Maine Gov. Paul LePage during another of his finest hours. |
I had planned to reserve judgment on Maine Gov. Paul LePage until he had been in office for a while longer. After all, the man just took office a mere few months ago.
But frankly – and with no offense intended to my Maine family and friends who may have voted for him – LePage is looking more boorish and less like a statesman all the time.
It is one thing to stand up and be strong, but it is completely another to bumble your way through things causing chaos and destruction, and then boldly justify your awkward ways. He is more a bull in a china shop than he is a sage owl masterfully handling the duties and responsibilities of his new job. His coarse ways may have served him well in business – I cannot see how – but it does not serve the state well for him to continue his bad-mannered, loutish ways.
From all accounts – at least, accounts that do not come from the governor’s office or are not manipulated by the governor’s puppet masters – LePage is a boob.
He has offended almost anyone with any sensibility, from the growing African-American community in Maine to women to environmentalists to workers and unions to the working poor to art lovers to, well, anybody.

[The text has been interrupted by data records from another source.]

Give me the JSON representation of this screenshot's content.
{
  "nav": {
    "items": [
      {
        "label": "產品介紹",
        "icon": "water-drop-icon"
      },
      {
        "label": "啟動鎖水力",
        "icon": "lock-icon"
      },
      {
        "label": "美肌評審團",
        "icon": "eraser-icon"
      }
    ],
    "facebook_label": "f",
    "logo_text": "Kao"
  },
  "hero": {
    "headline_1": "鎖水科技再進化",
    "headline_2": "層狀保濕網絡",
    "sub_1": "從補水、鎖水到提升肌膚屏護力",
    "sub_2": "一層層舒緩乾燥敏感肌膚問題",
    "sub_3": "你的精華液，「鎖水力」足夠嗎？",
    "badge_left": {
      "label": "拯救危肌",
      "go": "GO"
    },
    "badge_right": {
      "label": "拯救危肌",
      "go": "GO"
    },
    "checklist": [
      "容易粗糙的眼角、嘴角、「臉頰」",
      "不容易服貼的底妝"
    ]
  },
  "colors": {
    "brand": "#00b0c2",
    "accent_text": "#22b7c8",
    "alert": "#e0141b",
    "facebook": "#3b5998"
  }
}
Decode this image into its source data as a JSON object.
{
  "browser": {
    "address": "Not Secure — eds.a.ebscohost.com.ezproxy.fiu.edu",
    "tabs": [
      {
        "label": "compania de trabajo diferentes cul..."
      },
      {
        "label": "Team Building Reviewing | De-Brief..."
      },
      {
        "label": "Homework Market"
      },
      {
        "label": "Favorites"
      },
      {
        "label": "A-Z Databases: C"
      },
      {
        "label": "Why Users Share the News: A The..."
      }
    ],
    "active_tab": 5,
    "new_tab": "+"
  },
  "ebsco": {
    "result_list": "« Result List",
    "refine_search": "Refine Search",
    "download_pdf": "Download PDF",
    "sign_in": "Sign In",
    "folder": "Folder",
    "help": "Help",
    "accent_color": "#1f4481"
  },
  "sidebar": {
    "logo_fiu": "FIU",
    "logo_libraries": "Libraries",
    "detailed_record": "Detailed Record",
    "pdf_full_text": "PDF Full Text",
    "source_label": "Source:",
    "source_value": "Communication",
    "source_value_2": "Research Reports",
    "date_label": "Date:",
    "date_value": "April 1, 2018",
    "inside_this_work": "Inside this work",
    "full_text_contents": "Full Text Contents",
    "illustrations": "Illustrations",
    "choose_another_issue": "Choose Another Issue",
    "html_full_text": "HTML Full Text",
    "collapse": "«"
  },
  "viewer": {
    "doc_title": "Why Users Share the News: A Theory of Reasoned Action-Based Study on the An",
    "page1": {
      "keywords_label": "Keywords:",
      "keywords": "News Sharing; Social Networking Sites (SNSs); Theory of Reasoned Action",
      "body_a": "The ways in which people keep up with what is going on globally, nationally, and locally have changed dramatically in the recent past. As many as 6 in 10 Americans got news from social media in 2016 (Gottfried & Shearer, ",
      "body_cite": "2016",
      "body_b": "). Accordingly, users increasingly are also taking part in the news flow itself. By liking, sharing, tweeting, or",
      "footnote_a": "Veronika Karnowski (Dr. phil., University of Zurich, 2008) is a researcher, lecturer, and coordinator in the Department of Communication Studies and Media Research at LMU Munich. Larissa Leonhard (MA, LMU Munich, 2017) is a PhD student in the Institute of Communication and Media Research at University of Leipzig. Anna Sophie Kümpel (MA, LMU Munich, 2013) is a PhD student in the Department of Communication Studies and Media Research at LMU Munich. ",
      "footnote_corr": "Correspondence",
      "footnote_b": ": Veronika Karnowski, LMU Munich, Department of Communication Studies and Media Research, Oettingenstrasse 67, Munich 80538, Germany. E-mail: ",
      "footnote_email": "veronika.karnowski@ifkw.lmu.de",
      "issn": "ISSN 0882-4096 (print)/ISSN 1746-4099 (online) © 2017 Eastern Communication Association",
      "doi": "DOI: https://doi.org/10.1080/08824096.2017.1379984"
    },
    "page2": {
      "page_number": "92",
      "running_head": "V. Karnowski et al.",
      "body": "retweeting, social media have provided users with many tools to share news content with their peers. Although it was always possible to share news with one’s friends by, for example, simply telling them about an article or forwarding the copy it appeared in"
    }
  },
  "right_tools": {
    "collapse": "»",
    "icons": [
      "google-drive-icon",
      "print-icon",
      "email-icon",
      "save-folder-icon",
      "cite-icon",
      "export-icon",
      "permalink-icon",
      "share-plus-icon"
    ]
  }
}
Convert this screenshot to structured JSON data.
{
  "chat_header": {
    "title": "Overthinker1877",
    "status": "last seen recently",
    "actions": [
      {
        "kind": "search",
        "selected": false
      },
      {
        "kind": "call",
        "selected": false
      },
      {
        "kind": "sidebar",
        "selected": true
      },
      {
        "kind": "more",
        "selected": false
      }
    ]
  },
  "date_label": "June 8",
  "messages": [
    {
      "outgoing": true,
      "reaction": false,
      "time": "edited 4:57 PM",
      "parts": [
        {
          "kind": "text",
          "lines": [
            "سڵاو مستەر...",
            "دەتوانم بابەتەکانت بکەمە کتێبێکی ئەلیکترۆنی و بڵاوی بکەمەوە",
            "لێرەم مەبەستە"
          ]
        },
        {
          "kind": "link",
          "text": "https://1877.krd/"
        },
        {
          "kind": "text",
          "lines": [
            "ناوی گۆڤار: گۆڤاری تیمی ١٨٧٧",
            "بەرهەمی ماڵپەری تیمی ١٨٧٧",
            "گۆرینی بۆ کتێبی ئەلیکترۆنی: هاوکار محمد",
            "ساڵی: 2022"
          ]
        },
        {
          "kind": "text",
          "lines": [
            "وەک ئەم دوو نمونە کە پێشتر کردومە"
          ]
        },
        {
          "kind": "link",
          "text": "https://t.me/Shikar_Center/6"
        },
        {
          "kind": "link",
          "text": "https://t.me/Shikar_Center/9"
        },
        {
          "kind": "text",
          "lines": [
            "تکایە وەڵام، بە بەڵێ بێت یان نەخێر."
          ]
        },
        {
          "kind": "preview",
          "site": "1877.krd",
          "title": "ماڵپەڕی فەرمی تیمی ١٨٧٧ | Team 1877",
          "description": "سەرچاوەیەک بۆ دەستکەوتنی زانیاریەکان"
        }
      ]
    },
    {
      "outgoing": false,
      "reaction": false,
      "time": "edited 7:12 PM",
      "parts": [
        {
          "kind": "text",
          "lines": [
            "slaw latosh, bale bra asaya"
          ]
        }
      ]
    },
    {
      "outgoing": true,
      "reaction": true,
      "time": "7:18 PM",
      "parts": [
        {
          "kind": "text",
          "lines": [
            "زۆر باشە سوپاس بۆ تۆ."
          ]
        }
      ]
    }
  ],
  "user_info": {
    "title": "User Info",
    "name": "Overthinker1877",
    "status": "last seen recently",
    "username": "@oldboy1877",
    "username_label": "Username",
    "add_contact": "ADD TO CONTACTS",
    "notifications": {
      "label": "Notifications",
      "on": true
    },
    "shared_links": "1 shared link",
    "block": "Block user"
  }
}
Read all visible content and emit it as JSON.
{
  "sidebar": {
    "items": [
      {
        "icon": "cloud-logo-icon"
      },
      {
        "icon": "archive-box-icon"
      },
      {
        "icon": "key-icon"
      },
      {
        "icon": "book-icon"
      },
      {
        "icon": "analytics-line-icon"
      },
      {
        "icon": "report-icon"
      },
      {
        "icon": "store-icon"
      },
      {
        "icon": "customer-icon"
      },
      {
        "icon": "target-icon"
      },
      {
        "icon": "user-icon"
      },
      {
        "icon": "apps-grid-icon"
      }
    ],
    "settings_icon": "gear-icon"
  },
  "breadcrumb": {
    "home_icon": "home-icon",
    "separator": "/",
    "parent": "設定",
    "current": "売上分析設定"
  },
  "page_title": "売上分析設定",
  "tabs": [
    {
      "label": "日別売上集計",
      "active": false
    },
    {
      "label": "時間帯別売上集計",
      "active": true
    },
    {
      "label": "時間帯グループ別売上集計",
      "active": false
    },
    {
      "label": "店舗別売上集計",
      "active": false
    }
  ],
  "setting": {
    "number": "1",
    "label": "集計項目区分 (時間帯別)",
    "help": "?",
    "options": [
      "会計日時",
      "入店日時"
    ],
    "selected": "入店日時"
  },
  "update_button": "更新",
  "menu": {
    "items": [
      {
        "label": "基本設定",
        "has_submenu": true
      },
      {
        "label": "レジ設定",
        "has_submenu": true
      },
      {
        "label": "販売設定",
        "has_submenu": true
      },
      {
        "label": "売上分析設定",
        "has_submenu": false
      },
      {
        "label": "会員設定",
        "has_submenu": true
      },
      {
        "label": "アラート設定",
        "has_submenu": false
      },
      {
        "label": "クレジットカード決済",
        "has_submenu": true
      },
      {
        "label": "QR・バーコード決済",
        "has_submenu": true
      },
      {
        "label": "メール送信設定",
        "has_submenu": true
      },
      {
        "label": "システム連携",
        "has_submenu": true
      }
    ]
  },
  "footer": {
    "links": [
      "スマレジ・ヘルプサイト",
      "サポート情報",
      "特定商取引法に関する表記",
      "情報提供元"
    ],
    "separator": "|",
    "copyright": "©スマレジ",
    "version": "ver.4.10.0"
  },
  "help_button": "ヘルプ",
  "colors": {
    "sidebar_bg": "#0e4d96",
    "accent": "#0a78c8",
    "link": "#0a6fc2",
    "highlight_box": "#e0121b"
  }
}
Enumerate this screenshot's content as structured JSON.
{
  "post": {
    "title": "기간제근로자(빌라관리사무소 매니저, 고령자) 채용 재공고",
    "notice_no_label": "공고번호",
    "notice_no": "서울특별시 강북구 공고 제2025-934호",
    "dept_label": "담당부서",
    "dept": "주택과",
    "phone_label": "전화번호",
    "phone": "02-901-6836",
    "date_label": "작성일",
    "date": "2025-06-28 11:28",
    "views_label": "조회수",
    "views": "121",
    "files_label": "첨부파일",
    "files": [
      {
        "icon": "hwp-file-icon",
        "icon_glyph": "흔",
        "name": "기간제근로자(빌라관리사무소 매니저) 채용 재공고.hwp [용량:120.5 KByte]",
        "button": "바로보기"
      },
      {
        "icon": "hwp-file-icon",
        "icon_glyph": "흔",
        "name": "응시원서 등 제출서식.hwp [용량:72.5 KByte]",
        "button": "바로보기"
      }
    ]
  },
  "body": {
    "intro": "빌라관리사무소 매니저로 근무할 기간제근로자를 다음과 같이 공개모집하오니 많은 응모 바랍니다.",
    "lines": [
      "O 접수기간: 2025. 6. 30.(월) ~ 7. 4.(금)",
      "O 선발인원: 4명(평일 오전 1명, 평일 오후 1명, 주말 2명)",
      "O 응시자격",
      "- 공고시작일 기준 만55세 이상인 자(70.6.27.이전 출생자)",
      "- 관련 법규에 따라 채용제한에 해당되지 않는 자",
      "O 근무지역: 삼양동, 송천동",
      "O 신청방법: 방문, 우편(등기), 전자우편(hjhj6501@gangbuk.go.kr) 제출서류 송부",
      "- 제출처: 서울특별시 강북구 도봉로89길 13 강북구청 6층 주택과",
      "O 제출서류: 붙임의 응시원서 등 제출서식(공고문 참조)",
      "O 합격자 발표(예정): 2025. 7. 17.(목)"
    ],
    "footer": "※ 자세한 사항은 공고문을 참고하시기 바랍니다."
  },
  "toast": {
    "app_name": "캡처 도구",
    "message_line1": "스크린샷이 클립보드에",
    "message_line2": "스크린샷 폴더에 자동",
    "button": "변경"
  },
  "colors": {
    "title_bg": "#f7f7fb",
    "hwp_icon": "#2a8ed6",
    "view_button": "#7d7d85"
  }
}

I once wrote in a column describing how clumsy the mayor of Vacaville, Calif., handled a situation. An entire neighborhood in Vacaville was flooded – at the time it seemed that city maintenance practices might have played a part in the severity of the flooding – and the mayor acted callously toward some very concerned neighbors. I wrote that the mayor came across as gangly as a moose on a frozen lake.
I was wrong. That mayor was as graceful as an eagle soaring in the sky.
LePage is the gangly moose on a frozen ice.
Here are a few links to stories about LePage’s mucked-up walk through Maine politics.
LePage retorts to heckler: ‘I would love to tax the rich if we had any in Maine’ | Bangor Daily News
Of course, some Mainers – especially those who voted for LePage and those who continue to support his bumbling ways – will decry my characterization of the man who was elected by them to lead the state. True, it seems as if I am an outsider – someone “from away” – and I should not have the right to criticize the work that has been done.
Well, I will criticize it for several reasons:
My sister and her family live in Maine. It is important to her, her husband, my mother and me that my nephew Max and niece Sophie live in a state where they can continue to thrive.
My mother lives in Maine. I will never get her to move away to a warm climate in the winter. She rarely stays with my sister in southern Maine longer than a week, let alone for a long, cold Maine winter. It is where she was born and it is where she wants to be. She should be allowed to enjoy here life there.
I am a Maine native and I fully intend to return to Maine, although LePage’s antics have made me think twice about it. Maine is where I want to be; my economic circumstances keep me from it, but I will there eventually, LePage or not.
Mainers deserve better than what LePage has done so far.
I have a vested interest in the success of Maine and it does not seem as if LePage can lead a row of ducklings let alone a state.